Resolume MIDI controller setup

A Resolume MIDI rig that works in rehearsal and collapses in front of a crowd is worse than no rig at all. This is how I structure a performance setup that holds up under pressure.

Start with the composition, not the controller

Before you touch MIDI learn, build your composition. Know exactly which layers, clips, and effects you need to access live. Map them to logical positions in the deck — not random slots. The controller layout should mirror the composition layout.

Resolume composition layout

Layer organisation

I use four layer types in every show composition: base loops (always playing), reactive layers (triggered by MIDI), FX layers (global effects bus), and emergency layers (solid colour fills for technical problems).

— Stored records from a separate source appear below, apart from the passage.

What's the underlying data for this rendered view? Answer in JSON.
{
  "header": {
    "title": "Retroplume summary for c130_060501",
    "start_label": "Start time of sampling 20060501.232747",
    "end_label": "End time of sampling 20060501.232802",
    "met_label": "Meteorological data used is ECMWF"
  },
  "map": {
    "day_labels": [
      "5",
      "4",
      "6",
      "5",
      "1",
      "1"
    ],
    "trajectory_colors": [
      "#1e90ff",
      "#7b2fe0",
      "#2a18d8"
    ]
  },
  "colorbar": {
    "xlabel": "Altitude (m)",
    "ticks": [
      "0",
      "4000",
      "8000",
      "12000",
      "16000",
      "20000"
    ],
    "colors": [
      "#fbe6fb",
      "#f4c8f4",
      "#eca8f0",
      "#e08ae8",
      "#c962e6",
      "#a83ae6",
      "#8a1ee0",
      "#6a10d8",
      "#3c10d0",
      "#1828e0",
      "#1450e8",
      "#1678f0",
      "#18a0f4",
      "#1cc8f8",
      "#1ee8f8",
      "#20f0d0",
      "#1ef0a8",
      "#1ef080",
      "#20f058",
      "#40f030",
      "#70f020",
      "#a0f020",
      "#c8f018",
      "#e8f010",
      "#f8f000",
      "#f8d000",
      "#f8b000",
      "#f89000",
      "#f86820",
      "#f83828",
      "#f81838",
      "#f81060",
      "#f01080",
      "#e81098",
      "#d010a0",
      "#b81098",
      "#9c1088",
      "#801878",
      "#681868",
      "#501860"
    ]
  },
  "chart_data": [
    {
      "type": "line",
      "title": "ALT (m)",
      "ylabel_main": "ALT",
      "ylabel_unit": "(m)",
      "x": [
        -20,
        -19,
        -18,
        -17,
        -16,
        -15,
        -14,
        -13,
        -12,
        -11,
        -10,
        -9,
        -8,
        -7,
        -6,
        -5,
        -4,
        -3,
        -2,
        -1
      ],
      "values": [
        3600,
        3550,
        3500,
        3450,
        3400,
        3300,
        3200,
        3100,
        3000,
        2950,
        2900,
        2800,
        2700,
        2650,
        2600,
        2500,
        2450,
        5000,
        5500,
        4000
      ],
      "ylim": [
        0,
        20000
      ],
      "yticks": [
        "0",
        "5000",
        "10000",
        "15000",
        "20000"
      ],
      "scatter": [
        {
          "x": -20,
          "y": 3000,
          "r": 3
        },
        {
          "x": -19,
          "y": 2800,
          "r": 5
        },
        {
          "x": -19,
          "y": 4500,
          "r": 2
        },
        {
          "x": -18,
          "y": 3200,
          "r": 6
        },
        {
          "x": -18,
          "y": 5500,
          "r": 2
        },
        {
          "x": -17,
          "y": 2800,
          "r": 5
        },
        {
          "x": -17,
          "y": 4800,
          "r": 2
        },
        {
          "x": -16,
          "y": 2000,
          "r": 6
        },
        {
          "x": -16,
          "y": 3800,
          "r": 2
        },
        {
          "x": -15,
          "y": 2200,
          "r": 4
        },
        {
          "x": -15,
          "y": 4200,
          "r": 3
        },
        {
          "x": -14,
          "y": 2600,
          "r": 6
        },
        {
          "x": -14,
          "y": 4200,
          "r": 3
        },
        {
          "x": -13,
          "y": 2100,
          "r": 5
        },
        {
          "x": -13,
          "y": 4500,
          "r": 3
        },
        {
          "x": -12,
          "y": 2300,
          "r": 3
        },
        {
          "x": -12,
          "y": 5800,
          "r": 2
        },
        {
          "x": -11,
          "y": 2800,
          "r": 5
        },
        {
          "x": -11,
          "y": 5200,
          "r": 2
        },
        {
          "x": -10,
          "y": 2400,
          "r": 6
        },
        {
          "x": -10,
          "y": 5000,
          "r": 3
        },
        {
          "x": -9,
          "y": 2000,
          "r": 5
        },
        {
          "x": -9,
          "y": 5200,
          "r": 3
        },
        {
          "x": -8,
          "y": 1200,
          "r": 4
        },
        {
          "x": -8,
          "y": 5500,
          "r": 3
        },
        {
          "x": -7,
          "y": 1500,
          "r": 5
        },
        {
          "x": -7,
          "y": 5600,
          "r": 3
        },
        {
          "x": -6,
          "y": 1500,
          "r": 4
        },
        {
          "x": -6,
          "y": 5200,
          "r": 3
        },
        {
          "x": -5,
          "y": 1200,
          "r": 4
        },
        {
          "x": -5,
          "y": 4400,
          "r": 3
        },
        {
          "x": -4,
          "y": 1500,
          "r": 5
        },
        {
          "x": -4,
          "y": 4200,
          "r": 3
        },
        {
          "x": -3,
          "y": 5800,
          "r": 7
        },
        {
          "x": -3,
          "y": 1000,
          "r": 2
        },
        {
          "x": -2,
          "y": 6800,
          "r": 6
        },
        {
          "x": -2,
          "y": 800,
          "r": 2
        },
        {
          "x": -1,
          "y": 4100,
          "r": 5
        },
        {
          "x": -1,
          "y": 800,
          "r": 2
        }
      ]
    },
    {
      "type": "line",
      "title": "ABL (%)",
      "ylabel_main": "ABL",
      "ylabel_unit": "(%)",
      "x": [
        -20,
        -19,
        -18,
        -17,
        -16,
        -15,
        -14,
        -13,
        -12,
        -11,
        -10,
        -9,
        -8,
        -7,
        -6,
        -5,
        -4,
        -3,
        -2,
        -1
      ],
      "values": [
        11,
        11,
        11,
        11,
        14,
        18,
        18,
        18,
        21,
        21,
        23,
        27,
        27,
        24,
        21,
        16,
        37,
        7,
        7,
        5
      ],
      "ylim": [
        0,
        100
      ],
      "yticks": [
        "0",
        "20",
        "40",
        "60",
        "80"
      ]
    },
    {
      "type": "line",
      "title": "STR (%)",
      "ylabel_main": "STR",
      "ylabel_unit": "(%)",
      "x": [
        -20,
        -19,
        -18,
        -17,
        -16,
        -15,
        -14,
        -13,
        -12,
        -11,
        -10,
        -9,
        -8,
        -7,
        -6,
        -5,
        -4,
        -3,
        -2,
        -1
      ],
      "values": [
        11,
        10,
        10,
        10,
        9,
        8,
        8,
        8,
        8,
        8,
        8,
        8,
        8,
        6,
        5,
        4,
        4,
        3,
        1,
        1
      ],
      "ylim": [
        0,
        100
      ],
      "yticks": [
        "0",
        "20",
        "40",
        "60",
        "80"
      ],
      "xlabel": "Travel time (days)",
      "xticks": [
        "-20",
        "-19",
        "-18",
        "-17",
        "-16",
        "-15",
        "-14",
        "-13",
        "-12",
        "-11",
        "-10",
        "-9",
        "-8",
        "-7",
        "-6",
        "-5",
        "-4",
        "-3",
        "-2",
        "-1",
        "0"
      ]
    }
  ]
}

Each gets its own colour-coded group. When something goes wrong — and something always goes wrong — you know exactly where to look.

BPM sync

If the music is live or DJ-mixed, do not rely on Resolume’s tap tempo. Use Ableton Link or MIDI clock from the audio source. A visuals rig that drifts out of sync is the most visible technical failure in live production.

Ableton Link sync setup

Failsafes

Map a dedicated black-out button. Map a white frame. Map a solid-colour fill for every brand colour on the brief. These are not nice-to-haves — they are the things you reach for when the unexpected happens in front of three thousand people.